There are multiple parameters used to determine the tumor aggressiveness. Some are histological, some molecular some clinical.

The histologic indicators are: tumor size, tumor histology, tumor differentiation, lymphovascular invasion, multi-focality, and number of mitosis.

Molecular parameters include expression of estrogen and progesterone hormonal receptors; expression of HER2-neu; proliferative activity of the tumor (Ki67, mitosis) and other genetic profiles of the tumor cells as determine by molecular analysis of the cells via RNA or DNA studies such as Oncotype, Mamotomme etc. that provide a “genetic signature” of the tumor cells able to predict the aggressiveness of the tumor and guide to a certain extent the therapeutic approach.

Clinical parameters relate to the clinical and imaging findings such as palpable lymph nodes, positive scans for probable metastasis, etc.

Smaller and single size (<2 cm) tumors with pure mucinous or tubular type of histology or other histology that is well differentiated (grade 1), with no vascular/lymphatic invasion, and ER/PR positive with no overexpression of Her2 neu would be the least aggressive tumors. However, the histologic/molecular parameters are secondary to the stage of the tumor as given by the TNM staging.

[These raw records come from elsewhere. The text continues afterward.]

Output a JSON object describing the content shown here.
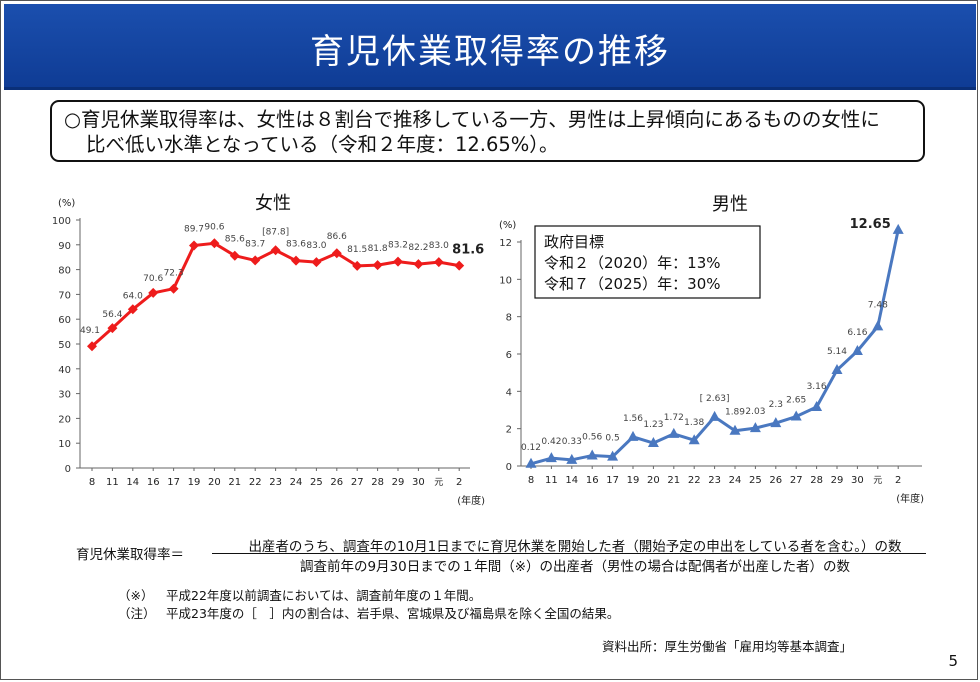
{
  "header": {
    "title": "育児休業取得率の推移"
  },
  "summary": {
    "line1": "○育児休業取得率は、女性は８割台で推移している一方、男性は上昇傾向にあるものの女性に",
    "line2": "比べ低い水準となっている（令和２年度：12.65%）。"
  },
  "chart_data": [
    {
      "type": "line",
      "title": "女性",
      "ylabel": "(%)",
      "xlabel": "(年度)",
      "ylim": [
        0,
        100
      ],
      "yticks": [
        0,
        10,
        20,
        30,
        40,
        50,
        60,
        70,
        80,
        90,
        100
      ],
      "color": "#ee1c1c",
      "marker": "diamond",
      "categories": [
        "8",
        "11",
        "14",
        "16",
        "17",
        "19",
        "20",
        "21",
        "22",
        "23",
        "24",
        "25",
        "26",
        "27",
        "28",
        "29",
        "30",
        "元",
        "2"
      ],
      "values": [
        49.1,
        56.4,
        64.0,
        70.6,
        72.3,
        89.7,
        90.6,
        85.6,
        83.7,
        87.8,
        83.6,
        83.0,
        86.6,
        81.5,
        81.8,
        83.2,
        82.2,
        83.0,
        81.6
      ],
      "labels": [
        "49.1",
        "56.4",
        "64.0",
        "70.6",
        "72.3",
        "89.7",
        "90.6",
        "85.6",
        "83.7",
        "[87.8]",
        "83.6",
        "83.0",
        "86.6",
        "81.5",
        "81.8",
        "83.2",
        "82.2",
        "83.0",
        "81.6"
      ],
      "grid": false
    },
    {
      "type": "line",
      "title": "男性",
      "ylabel": "(%)",
      "xlabel": "(年度)",
      "ylim": [
        0,
        14
      ],
      "yticks": [
        0,
        2,
        4,
        6,
        8,
        10,
        12
      ],
      "color": "#4a78c0",
      "marker": "triangle",
      "categories": [
        "8",
        "11",
        "14",
        "16",
        "17",
        "19",
        "20",
        "21",
        "22",
        "23",
        "24",
        "25",
        "26",
        "27",
        "28",
        "29",
        "30",
        "元",
        "2"
      ],
      "values": [
        0.12,
        0.42,
        0.33,
        0.56,
        0.5,
        1.56,
        1.23,
        1.72,
        1.38,
        2.63,
        1.89,
        2.03,
        2.3,
        2.65,
        3.16,
        5.14,
        6.16,
        7.48,
        12.65
      ],
      "labels": [
        "0.12",
        "0.42",
        "0.33",
        "0.56",
        "0.5",
        "1.56",
        "1.23",
        "1.72",
        "1.38",
        "[ 2.63]",
        "1.89",
        "2.03",
        "2.3",
        "2.65",
        "3.16",
        "5.14",
        "6.16",
        "7.48",
        "12.65"
      ],
      "grid": false,
      "annotation": {
        "line1": "政府目標",
        "line2": "令和２（2020）年：13%",
        "line3": "令和７（2025）年：30%"
      }
    }
  ],
  "formula": {
    "left": "育児休業取得率＝",
    "numerator": "出産者のうち、調査年の10月1日までに育児休業を開始した者（開始予定の申出をしている者を含む。）の数",
    "denominator": "調査前年の9月30日までの１年間（※）の出産者（男性の場合は配偶者が出産した者）の数"
  },
  "notes": [
    {
      "mark": "（※）",
      "text": "平成22年度以前調査においては、調査前年度の１年間。"
    },
    {
      "mark": "（注）",
      "text": "平成23年度の［　］内の割合は、岩手県、宮城県及び福島県を除く全国の結果。"
    }
  ],
  "source": "資料出所：厚生労働省「雇用均等基本調査」",
  "page_number": "5"
}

Cancer staging system is routinely used to summarize some histologic/clinical characteristics of the tumors. The staging includes three letters: T is for Tumor size; N is for lymph Node metastasis and M is for distant organ Metastasis. Of the four possible stages, Stage 1 will have the best prognosis since the tumors in this group are small and there is no nodal or distant organ metastasis. It is only within the same stage that the histologic and molecular indicator acquire larger relevance.